INTRODUCTION: Tracheoesophageal fistula (TEF) is an uncommon problem that may present in adulthood as a latent manifestation of a congenital abnormality or as an acquired complication of a disease state, most commonly esophageal and lung malignancy. We report a case of massive tracheoesophageal fistula in a patient with rectal adenocarcinoma metastatic to the lungs, treated with radiation and a chemotherapy regimen including Bevacizumab.
CASE PRESENTATION: A 41 year-old white female presented to the hospital with two weeks of progressive, severe cough, sputum production as well as nausea and vomiting with any oral intake. She had a history of rectal adenocarcinoma metastatic to lung. Her initial cancer therapy two years prior included radiation followed by resection with adjuvant 5-fluorouracil, leucovorin, and oxiplatin. Since discovery of bilateral pulmonary metastases approximately sixteen months prior to presentation, she received 5-fluorouracil, leucovorin, irinotecan, bevacizumab, and capecitabine as well as stereotactic radiation to lung nodules, the last treatment occurring nine months prior. On admission, her chest x-ray revealed infiltrates in the right middle and right lower lobes. After no improvement despite several days of broad spectrum antibiotics a chest CT revealed a large tracheoesophageal fistula that appeared to communicate with a cavitary lung lesion. She was then transferred to our institution and underwent bronchoscopy. Bronchoscopy revealed complete obliteration of the mucosa circumferentially from mid trachea to proximal mainstem bronchi bilaterally. Further, obliteration of the carina and posterior membrane of the right upper lobe bronchus was noted with direct communication into the mediastinum and esophagus. There was no visible tumor and forceps biopsies were negative for malignancy. She subsequently underwent PEG tube insertion and an esophageal stent was placed. She was started empirically on amphotericin and voriconazole in addition to broad spectrum antibiotics.

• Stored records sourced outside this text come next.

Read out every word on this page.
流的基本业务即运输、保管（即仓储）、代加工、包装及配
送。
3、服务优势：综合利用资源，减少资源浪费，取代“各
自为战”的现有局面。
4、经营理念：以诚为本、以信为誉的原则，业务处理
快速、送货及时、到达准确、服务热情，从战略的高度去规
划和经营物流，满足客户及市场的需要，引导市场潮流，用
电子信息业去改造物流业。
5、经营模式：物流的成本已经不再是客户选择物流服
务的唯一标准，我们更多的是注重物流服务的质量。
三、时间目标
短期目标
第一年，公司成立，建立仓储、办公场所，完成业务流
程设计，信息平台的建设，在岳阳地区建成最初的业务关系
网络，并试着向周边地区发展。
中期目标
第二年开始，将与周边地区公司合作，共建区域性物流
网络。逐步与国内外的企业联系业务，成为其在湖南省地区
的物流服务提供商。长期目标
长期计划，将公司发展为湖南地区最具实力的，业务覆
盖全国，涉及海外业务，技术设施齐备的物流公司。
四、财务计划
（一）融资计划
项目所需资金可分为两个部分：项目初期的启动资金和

Her respiratory cultures grew only candida albicans but were otherwise negative. Four days following bronchoscopy her respiratory status declined and she required intubation. Ultimately, her family opted to withdraw care.
DISCUSSIONS: Tracheoesophageal fistula (TEF) remains a rare complication of malignancy with the majority of cases resulting from direct invasion by esophageal carcinoma or primary lung neoplasm. Less commonly, TEF results from instrumentation and local treatment including embolization or radiation. TEF carries a poor prognosis and prompt diagnosis and intervention is critical to minimize soiling of the airway and further complications. However, diagnosis can be difficult as patients typically present with pulmonary signs and symptoms mistakenly attributed to underlying malignancy or anti-neoplastic therapy. Bevacizumab is a frequently used component of the chemotherapy regimen for colorectal cancer and non-small cell lung cancer. Gastroenteral tract perforation and fistulization is a more commonly reported side effect of bevacizumab than respiratory complications. Rare reports of TEF following bevacizumab exist. A recent publication suggests that the anti-angiogenesis of Bevacizumab combined with mucosal injury of the esophagus contributes to TEF formation2;. Our patient is unique in the severity of tracheal injury when compared to other reported cases. Additionally, her radiation exposure was more remote than most, but not all, previously reported cases of TEF post bevacizumab.
CONCLUSION: In patients undergoing treatment for intra-thoracic malignancy who present with pulmonary complaints, the differential diagnosis is broad. Acquired TEF is a rare complication of malignancy but carries a poor prognosis and relies on early diagnosis for successful management. Our case suggests that a high suspicion for TEF should exist in patients with pulmonary complaints who received bevacizumab, even when radiation therapy is distant to presentation.